SBI's unprotected data server leaked account details of millions of customers; situation now under control

State Bank of India (SBI), the country’s largest public sector bank, was found to have an unprotected server at its Mumbai data centre that allowed anyone to access financial details of millions of its customers. The database has now been secured. According to a report in TechCrunch, the unprotected server was present in SBI’s Mumbai data centre and had stored two months of data from SBI Quick which is one of the bank’s customer service product. SBI Quick is a missed call banking service which lets customers give a missed call or an SMS with pre-defined keywords to a particular number to get access to features such as balance enquiry, mini statement, ATM card blocking, loan enquiry and so on and so forth. The server holding this database was not protected with a password according to the report. So anyone who could access this server had open access to SBI customer data which runs into millions of individuals. There are no details as to how long the server was password-less, but it was discovered by a security researcher. [caption id=“attachment_4081365” align=“alignnone” width=“1280”] State Bank of India[/caption] With SBI Quick if you are a customer, you can just send an SMS containing ‘BAL’, for instance, to a pre-defined number, and it will tell you your account balance. This makes the service ideal for even non-smartphone users. Since the customer account number is tied in with the phone number, it is easy to verify the customer. They could also see their last five transactions or inquire about home or car loans using the SBI Quick service. The code seen on TechCrunch reveals phone numbers and details such as account balance or transactions — depending on what query the customer sent. The backend text messaging system is what was exposed, letting the researcher see the details that were being sent to customers in real time. Messages going back to December were found to be accessible via this server. According to the report, SBI was informed about this and it has promptly secured the server by putting a password lock on it. SBI has also tweeted in response saying that they are investigating the matter and will update after the investigation is done.

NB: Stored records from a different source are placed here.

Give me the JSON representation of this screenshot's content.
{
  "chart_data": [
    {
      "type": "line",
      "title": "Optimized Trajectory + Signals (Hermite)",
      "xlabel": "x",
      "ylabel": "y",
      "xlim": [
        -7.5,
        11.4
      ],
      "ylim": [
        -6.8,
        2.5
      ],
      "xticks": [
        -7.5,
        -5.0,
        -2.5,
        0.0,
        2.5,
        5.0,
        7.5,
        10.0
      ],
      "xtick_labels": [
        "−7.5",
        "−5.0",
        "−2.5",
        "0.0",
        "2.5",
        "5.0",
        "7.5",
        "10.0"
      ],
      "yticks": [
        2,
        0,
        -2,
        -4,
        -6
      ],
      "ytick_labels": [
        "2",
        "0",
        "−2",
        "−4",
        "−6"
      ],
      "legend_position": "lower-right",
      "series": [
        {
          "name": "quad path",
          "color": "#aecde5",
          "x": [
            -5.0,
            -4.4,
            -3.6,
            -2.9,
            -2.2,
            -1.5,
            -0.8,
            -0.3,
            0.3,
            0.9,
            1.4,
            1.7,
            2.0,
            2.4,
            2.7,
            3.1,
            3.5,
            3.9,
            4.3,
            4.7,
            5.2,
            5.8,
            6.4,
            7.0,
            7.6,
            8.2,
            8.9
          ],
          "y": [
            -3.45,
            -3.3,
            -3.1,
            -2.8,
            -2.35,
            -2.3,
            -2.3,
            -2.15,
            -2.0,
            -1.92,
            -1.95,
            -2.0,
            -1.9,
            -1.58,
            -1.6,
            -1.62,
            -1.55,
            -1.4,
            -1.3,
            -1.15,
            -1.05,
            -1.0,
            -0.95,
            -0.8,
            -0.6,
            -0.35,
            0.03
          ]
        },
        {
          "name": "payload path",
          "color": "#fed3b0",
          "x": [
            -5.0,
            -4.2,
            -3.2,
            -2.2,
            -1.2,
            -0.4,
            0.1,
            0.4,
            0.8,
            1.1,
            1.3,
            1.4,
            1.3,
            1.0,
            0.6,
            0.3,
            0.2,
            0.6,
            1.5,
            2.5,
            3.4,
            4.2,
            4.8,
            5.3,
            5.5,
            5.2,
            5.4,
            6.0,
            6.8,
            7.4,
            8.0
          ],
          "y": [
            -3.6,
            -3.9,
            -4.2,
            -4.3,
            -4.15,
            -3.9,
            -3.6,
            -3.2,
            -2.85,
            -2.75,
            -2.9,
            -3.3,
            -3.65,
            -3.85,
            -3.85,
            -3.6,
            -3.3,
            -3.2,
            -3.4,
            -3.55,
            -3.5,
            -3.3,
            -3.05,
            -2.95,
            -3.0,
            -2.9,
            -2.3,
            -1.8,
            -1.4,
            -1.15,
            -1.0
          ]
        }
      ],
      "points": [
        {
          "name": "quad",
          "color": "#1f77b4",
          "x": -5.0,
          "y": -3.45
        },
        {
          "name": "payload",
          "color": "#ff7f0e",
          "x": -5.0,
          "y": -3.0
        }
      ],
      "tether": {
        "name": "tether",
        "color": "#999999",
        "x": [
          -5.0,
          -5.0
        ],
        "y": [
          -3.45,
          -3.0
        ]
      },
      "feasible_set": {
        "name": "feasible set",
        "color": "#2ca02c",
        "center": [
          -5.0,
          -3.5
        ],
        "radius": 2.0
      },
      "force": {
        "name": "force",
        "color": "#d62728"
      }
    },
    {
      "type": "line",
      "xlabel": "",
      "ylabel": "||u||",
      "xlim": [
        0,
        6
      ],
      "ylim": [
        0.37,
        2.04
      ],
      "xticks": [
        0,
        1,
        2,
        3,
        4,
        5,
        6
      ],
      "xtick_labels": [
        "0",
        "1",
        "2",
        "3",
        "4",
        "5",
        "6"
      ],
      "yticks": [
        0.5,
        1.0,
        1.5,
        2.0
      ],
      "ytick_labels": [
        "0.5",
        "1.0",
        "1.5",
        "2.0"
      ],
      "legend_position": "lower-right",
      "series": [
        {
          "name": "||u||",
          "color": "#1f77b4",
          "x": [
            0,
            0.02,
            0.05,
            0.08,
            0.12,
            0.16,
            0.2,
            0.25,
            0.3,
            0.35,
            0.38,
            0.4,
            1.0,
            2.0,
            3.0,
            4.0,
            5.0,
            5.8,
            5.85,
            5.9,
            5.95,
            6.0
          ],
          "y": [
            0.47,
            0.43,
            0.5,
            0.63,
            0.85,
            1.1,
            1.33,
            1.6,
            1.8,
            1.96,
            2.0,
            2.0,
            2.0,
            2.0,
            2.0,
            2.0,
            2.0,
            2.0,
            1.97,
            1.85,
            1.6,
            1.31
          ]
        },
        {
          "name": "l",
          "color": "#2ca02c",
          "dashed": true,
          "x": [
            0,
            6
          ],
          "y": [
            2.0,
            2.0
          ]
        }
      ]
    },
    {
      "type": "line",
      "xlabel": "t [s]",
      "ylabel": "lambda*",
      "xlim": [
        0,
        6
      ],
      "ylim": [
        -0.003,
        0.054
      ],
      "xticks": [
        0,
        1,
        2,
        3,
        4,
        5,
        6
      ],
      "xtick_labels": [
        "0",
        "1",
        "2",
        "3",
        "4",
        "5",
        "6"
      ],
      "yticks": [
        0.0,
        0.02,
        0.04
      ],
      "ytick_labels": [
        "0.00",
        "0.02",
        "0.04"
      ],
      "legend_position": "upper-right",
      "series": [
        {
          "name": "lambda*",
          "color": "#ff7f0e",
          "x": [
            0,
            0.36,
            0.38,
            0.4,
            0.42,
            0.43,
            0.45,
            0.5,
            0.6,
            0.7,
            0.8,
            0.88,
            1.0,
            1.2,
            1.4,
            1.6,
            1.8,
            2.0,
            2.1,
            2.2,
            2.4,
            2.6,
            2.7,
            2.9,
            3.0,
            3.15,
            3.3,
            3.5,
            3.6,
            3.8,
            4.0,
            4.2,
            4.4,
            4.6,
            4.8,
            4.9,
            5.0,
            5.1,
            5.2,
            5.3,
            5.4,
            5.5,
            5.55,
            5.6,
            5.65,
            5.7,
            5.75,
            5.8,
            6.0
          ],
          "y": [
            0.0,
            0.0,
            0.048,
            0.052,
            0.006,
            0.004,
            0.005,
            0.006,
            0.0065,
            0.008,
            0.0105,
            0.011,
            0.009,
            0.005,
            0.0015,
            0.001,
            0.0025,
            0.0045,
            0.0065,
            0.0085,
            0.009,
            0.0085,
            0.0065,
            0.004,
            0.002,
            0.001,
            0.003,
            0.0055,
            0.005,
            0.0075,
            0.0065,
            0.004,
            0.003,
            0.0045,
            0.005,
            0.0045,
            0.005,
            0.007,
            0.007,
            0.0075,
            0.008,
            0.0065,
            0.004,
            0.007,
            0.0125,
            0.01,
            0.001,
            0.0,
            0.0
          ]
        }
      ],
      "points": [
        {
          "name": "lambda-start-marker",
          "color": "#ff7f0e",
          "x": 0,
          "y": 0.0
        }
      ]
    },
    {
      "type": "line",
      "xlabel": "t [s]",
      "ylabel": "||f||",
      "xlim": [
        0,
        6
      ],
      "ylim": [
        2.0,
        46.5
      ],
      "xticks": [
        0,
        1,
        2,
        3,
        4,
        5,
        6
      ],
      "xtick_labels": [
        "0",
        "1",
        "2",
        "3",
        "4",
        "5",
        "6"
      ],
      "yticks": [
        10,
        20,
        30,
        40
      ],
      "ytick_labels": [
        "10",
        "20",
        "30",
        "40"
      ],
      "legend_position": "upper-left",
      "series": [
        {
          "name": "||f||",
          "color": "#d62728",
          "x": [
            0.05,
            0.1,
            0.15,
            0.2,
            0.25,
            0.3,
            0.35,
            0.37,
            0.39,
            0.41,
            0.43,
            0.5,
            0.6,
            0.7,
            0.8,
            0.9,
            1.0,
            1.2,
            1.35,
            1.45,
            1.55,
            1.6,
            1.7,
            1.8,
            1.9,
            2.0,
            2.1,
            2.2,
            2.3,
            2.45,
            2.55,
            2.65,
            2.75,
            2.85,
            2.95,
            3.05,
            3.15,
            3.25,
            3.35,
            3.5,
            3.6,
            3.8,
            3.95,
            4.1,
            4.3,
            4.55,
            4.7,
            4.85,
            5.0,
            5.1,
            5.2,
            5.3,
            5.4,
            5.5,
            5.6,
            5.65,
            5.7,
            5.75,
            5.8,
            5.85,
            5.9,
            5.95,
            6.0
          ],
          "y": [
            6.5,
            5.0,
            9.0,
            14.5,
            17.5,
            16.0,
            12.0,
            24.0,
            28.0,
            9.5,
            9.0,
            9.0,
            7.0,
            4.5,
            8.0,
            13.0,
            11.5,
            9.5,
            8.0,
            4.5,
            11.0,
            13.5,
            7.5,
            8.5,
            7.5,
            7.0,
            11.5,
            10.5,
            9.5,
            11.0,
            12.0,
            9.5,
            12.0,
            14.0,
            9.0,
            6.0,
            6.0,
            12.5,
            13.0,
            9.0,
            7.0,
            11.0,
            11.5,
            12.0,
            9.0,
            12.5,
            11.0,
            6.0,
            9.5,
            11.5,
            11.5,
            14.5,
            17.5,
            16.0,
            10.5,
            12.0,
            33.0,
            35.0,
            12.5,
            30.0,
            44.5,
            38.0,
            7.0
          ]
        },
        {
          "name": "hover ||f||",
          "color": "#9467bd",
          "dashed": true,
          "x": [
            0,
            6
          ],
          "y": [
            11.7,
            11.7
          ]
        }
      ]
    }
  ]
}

In light of the recent news item, regarding an alleged data incident, please find below our statement: pic.twitter.com/mu4xn12QgL

— State Bank of India (@TheOfficialSBI) January 31, 2019

Should SBI customers be worried?

SBI has around 740 million accounts from its 500 million-odd global customer base. There is no mention if any financial damage has been done to any of the account holders. The report did not mention any leak of account PINs or passwords. But anyone with the right skills to access this unprotected server could have easily got information on high net worth individuals. Additionally, the customer details can be used to build a customer profile and could lead to identity theft. If you are someone who has subscribed to the SBI Quick service, then you need to check with your local branch if your account is indeed secure. If you used the SBI Quick service to inquire about the last five transactions or account balance or any of the services, you are vulnerable to being harassed in many ways or even probable candidates for future financial crimes. If you have not subscribed to the service, chances are that your data is safe. We have reached out to the State Bank of India for a comment on this report and will update the story when we hear back.